Reinstating ASP.NET Core features with ConfigureWebHostDefaults

This post is already getting pretty long, so I won't go into too much detail here, but the ConfigureWebHostDefaults extension method is used to add the ASP.NET Core "layer" on top of the generic host's features. At the simplest level, this involves adding the Kestrel web server to the host, but there are a number of other changes too. The following is an overview of what the method provides (including features provided by the GenericWebHostBuilder):

  • Adds ASPNETCORE_ prefixed environment variables to the host configuration (in addition to the DOTNET_ prefixed variables and command line arguments).
  • Adds the GenericWebHostService. This is an IHostedService implementation that actually runs the ASP.NET Core server. This is the main feature that made it possible to reuse the generic host with ASP.NET Core.
  • Adds an additional app configuration source, the StaticWebAssetsLoader for working with static files (css/js) in Razor UI class libraries.
  • Configures Kestrel using its defaults (same as 2.x)
  • Adds the HostFilteringStartupFilter (same as 2.x)
  • Adds the ForwardedHeadersStartupFilter, if the ForwardedHeaders_Enabled configuration value is true, i.e. if the ASPNETCORE_FORWARDEDHEADERS_ENABLED environment variable is true.
  • Enables IIS integration on Windows.
  • Adds the endpoint routing services to the DI container.

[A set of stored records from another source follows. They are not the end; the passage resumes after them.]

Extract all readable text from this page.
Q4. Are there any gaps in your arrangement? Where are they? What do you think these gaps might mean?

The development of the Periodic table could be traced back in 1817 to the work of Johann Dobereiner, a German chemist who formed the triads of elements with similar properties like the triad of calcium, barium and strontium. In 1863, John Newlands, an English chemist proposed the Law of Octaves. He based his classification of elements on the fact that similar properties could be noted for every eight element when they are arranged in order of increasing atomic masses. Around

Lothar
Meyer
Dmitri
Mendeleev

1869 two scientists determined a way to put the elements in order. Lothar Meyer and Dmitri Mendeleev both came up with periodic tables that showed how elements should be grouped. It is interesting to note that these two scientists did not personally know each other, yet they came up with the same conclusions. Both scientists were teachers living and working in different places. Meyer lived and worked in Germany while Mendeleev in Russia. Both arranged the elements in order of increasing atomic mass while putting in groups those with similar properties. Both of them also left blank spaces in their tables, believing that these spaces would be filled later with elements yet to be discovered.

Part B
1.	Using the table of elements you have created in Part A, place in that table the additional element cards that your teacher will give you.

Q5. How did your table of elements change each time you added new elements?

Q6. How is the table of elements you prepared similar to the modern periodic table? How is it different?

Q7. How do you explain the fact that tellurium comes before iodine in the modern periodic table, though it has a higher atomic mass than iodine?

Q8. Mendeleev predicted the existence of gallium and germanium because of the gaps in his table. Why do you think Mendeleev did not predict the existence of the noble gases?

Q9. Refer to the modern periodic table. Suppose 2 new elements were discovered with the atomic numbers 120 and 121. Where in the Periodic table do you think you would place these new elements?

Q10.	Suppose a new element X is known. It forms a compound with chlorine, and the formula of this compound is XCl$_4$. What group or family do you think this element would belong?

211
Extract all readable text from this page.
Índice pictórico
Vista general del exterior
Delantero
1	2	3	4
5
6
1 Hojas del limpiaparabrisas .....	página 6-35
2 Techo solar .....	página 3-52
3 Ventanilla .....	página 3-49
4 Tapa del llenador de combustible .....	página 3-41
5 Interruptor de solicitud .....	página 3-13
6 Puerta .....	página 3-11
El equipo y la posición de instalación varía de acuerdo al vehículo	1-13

Much of this is the same as in ASP.NET Core 2.x, with the exception of: the infrastructure for running the app as an IHostedService; endpoint routing, which is enabled globally in 3.0 (rather than for MVC/Razor Pages only in 2.2); and the ForwardedHeadersStartupFilter.

The ForwardedHeadersMiddleware has been around since 1.0 and is required when hosting your application behind a proxy, to ensure your application handles SSL-offloading and generates URLs correctly. What's changed is that you can configure the middleware to use the X-Forwarded-For and X-Forwarded-Proto headers by just setting an environment variable.

Summary

In this post I dug into the changes from ASP.NET Core 2.x to 3.0 in just two files: the .csproj project file, and the `Program.cs file. On the face of it, there are only minimal changes to these files, so porting from 2.x to 3.0 should not be difficult. This simplicity belies the larger changes under the hood: there are significant changes to the shared framework, and ASP.NET Core has been rebuilt on top of the generic host.

The largest issue I expect people to run into is the differences in NuGet packages - some applications will have to remove references to ASP.NET Core packages, while adding explicit references to others. While not difficult to resolve, it could be confusing for users not familiar with the change, so should be the first suspect with any issues.